In summary, the January 2011 proposed rule sought to improve lunches and breakfasts by requiring schools to:
•Offer fruits and vegetables as two separate meal components;
•Offer fruit daily at breakfast and lunch;
•Offer vegetables daily at lunch, including specific vegetable subgroups weekly (dark green, orange, legumes, and other as defined in the 2005 Dietary Guidelines) and a limited quantity of starchy vegetables throughout the week;
•Offer whole grains: half of the grains would be whole grain-rich upon implementation of the rule and all grains would be whole-grain rich two years post implementation;
•Offer a daily meat/meat alternate at breakfast;
•Offer fluid milk that is fat-free (unflavored and flavored) and low-fat (unflavored only);
•Offer meals that meet specific calorie ranges for each age/grade group;
•Reduce the sodium content of meals gradually over a 10-year period through two intermediate sodium targets at two and four years post implementation;
•Prepare meals using food products or ingredients that contain zero grams of trans fat per serving;
•Require students to select a fruit or a vegetable as part of the reimbursable meal;
•Use a single food-based menu planning approach; and
•Use narrower age/grade groups for menu planning.

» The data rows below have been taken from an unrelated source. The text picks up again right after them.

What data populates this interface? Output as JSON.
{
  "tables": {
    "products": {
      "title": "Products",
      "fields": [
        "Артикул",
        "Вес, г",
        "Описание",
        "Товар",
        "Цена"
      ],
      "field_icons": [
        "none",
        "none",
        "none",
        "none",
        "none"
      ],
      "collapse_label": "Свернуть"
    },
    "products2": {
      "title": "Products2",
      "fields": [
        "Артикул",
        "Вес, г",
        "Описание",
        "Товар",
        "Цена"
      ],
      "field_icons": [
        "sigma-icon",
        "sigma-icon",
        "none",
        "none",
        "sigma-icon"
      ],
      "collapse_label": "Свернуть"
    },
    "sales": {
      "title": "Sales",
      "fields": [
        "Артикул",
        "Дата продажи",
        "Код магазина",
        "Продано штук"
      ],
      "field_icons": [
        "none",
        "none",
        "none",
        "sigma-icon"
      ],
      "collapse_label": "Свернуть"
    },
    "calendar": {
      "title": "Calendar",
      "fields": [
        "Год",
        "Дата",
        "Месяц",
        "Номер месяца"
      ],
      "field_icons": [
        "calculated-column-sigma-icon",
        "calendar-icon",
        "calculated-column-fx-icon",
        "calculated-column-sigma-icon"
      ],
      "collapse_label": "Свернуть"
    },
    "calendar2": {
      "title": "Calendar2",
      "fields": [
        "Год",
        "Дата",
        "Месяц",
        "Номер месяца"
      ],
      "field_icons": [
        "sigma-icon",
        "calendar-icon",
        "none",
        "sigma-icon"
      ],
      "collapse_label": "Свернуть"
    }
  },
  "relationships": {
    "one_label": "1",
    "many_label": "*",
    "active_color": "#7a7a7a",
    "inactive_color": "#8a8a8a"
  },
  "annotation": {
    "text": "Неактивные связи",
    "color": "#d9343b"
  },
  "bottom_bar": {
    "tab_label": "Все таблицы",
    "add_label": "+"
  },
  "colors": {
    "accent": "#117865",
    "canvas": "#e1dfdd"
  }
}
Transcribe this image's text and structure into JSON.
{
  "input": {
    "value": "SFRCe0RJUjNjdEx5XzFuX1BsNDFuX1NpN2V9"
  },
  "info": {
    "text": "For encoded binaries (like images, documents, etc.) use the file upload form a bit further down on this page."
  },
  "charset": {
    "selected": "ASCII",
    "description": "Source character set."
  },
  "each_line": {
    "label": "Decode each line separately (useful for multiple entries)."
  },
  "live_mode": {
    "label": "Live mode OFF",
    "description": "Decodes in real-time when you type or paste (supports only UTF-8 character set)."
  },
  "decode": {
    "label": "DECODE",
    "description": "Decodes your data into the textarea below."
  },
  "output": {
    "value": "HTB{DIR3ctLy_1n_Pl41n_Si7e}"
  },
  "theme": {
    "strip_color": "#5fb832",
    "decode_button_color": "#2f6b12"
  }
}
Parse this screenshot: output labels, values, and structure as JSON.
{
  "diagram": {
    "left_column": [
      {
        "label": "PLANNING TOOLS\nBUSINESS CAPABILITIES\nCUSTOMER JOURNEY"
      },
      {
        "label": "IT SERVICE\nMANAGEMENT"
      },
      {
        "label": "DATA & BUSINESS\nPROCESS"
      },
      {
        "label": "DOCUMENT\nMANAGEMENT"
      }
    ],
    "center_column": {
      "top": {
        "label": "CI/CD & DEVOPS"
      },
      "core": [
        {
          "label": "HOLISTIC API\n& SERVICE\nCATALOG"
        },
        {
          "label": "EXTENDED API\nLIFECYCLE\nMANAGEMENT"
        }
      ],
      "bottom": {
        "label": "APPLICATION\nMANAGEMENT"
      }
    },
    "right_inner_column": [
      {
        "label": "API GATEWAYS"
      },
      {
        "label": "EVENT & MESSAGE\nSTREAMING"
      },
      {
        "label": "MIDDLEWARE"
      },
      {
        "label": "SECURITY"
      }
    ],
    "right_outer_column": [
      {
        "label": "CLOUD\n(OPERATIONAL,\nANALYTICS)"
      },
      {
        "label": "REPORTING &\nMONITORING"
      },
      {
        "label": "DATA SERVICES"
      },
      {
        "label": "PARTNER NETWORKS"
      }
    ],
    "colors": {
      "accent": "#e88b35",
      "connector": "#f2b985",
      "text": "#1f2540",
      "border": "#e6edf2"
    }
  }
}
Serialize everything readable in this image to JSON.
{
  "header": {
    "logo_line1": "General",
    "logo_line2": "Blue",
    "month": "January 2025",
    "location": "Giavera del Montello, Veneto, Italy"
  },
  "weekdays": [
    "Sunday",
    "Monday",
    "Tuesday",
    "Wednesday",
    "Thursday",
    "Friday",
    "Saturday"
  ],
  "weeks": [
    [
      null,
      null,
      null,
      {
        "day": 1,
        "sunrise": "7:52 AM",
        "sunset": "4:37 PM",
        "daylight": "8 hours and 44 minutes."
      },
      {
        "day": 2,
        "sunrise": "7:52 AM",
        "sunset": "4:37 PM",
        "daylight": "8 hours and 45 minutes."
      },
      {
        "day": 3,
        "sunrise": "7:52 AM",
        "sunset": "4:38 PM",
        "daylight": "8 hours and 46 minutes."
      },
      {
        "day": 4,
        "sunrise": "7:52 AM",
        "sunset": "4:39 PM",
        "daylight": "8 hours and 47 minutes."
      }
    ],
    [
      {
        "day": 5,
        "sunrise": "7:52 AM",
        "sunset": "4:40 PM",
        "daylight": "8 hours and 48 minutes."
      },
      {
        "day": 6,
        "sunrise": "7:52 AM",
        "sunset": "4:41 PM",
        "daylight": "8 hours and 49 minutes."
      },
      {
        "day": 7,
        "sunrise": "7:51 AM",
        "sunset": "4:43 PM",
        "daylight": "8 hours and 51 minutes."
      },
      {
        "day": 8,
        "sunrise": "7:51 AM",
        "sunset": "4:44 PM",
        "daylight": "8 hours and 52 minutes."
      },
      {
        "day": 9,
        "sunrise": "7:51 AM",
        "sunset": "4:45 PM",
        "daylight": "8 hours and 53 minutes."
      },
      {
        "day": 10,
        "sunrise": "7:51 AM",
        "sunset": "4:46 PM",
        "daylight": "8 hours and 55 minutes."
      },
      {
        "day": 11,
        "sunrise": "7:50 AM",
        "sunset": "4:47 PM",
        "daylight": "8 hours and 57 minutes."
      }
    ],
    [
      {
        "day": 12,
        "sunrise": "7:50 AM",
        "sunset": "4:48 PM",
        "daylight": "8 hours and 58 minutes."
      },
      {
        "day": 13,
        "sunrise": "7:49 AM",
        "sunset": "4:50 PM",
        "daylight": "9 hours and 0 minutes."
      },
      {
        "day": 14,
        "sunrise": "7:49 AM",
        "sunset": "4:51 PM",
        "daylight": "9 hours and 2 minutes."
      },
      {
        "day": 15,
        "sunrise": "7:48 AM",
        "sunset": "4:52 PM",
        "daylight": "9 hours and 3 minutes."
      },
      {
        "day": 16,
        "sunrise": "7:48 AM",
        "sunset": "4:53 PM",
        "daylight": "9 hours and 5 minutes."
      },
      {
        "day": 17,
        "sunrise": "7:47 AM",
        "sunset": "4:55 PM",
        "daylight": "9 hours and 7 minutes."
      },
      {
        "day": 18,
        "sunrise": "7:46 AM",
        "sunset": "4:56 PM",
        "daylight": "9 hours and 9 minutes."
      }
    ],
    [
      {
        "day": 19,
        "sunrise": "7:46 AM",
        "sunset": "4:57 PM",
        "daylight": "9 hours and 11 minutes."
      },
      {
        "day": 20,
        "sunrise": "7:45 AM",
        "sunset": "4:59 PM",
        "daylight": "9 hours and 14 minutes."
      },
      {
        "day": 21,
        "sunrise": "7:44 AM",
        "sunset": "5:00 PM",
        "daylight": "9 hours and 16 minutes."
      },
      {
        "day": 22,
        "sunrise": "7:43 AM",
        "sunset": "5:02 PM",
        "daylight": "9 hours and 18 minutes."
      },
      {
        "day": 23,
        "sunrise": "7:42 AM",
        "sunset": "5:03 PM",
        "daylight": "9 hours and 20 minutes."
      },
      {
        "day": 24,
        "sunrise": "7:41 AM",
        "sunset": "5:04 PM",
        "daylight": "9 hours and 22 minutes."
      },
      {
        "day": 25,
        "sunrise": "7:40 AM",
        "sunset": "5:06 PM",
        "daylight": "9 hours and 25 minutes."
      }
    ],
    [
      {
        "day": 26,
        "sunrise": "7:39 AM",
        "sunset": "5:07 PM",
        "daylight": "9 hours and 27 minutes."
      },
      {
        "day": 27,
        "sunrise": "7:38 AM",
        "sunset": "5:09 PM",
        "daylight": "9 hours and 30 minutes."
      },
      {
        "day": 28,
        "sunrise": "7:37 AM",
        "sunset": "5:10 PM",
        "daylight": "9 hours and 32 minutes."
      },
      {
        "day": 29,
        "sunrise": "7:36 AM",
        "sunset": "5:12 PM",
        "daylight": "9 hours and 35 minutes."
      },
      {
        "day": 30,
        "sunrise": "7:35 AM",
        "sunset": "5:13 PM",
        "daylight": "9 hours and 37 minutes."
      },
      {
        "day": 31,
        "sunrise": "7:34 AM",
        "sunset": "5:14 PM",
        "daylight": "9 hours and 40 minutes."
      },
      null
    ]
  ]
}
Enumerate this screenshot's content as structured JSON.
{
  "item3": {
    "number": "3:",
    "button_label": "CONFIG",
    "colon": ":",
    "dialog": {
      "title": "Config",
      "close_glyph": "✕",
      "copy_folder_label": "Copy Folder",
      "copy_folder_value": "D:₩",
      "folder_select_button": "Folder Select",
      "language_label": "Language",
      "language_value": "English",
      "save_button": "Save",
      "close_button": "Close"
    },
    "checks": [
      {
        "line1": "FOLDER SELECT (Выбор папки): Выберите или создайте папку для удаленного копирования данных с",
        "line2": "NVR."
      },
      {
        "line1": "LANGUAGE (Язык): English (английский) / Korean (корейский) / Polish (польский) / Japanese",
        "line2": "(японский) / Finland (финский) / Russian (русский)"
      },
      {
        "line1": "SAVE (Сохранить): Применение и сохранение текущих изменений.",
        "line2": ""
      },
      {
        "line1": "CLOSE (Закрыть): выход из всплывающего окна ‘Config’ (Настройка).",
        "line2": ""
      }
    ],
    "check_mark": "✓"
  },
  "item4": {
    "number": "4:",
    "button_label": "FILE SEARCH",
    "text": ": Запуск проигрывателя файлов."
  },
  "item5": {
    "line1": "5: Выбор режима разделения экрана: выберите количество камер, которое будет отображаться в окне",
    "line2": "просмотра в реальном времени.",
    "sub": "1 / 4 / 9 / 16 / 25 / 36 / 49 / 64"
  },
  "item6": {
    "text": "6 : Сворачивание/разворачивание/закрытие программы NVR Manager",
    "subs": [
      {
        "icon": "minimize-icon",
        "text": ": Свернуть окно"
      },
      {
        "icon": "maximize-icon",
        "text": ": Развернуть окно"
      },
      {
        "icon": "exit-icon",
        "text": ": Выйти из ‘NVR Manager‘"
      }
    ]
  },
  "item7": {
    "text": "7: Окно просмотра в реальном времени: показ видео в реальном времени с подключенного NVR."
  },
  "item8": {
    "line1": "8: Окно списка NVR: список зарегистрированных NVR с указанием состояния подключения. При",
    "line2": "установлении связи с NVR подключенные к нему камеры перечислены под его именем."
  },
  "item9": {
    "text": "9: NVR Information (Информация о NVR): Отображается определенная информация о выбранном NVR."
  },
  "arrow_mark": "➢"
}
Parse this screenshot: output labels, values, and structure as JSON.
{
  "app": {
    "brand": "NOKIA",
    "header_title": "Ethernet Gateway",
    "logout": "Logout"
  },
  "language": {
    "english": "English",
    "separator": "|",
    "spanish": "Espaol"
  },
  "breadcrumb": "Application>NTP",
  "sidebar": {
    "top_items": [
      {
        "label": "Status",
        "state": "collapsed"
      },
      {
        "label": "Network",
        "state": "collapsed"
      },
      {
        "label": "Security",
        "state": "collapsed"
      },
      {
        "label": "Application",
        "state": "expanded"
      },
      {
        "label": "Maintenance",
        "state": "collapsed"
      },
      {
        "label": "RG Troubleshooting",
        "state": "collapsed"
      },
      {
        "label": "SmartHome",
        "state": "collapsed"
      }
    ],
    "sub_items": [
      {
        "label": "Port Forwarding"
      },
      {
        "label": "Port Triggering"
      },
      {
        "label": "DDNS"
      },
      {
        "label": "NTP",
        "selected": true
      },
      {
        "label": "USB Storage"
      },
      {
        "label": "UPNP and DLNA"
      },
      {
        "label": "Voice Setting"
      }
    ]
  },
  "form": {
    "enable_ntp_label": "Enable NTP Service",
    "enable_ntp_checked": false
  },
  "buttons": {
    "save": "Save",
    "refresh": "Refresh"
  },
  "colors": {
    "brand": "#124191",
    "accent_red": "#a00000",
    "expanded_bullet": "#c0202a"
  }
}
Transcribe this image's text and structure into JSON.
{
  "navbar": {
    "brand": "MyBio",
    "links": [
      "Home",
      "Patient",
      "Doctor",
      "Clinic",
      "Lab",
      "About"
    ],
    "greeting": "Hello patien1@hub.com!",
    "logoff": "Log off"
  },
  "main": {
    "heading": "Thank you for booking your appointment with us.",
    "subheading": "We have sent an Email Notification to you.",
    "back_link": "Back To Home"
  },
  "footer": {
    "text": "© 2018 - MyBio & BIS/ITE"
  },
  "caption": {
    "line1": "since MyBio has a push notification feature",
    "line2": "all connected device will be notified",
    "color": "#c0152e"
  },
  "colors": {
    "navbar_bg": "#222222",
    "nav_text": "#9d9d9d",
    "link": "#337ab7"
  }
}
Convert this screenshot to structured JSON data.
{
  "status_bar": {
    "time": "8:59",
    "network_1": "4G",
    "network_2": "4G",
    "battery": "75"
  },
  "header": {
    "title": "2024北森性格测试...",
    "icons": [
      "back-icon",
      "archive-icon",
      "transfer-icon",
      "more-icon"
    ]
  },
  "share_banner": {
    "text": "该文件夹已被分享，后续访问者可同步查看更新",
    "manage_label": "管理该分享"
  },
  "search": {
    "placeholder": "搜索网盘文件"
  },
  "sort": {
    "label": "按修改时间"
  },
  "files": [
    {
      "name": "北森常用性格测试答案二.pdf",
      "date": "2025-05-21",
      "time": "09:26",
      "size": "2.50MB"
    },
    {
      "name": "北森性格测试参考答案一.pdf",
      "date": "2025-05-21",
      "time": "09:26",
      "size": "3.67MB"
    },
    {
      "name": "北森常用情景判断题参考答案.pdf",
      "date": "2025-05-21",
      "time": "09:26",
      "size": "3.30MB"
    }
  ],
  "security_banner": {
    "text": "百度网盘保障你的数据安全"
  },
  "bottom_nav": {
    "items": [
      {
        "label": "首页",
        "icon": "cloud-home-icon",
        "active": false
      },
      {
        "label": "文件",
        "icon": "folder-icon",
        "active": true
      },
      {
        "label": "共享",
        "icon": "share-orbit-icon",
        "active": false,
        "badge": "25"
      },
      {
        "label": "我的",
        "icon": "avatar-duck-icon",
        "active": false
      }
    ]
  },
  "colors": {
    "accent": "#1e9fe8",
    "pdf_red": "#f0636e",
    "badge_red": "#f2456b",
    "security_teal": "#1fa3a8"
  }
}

In addition, the proposed rule sought to improve school meals by requiring State agencies (SAs) to: •Conduct a nutritional review of school lunches and breakfasts as part of the administrative review process;
•Determine compliance with the meal patterns and dietary specifications based on a review of menu and production records for a two-week period; and
•Review school lunches and breakfasts every 3 years, consistent with the HHFKA.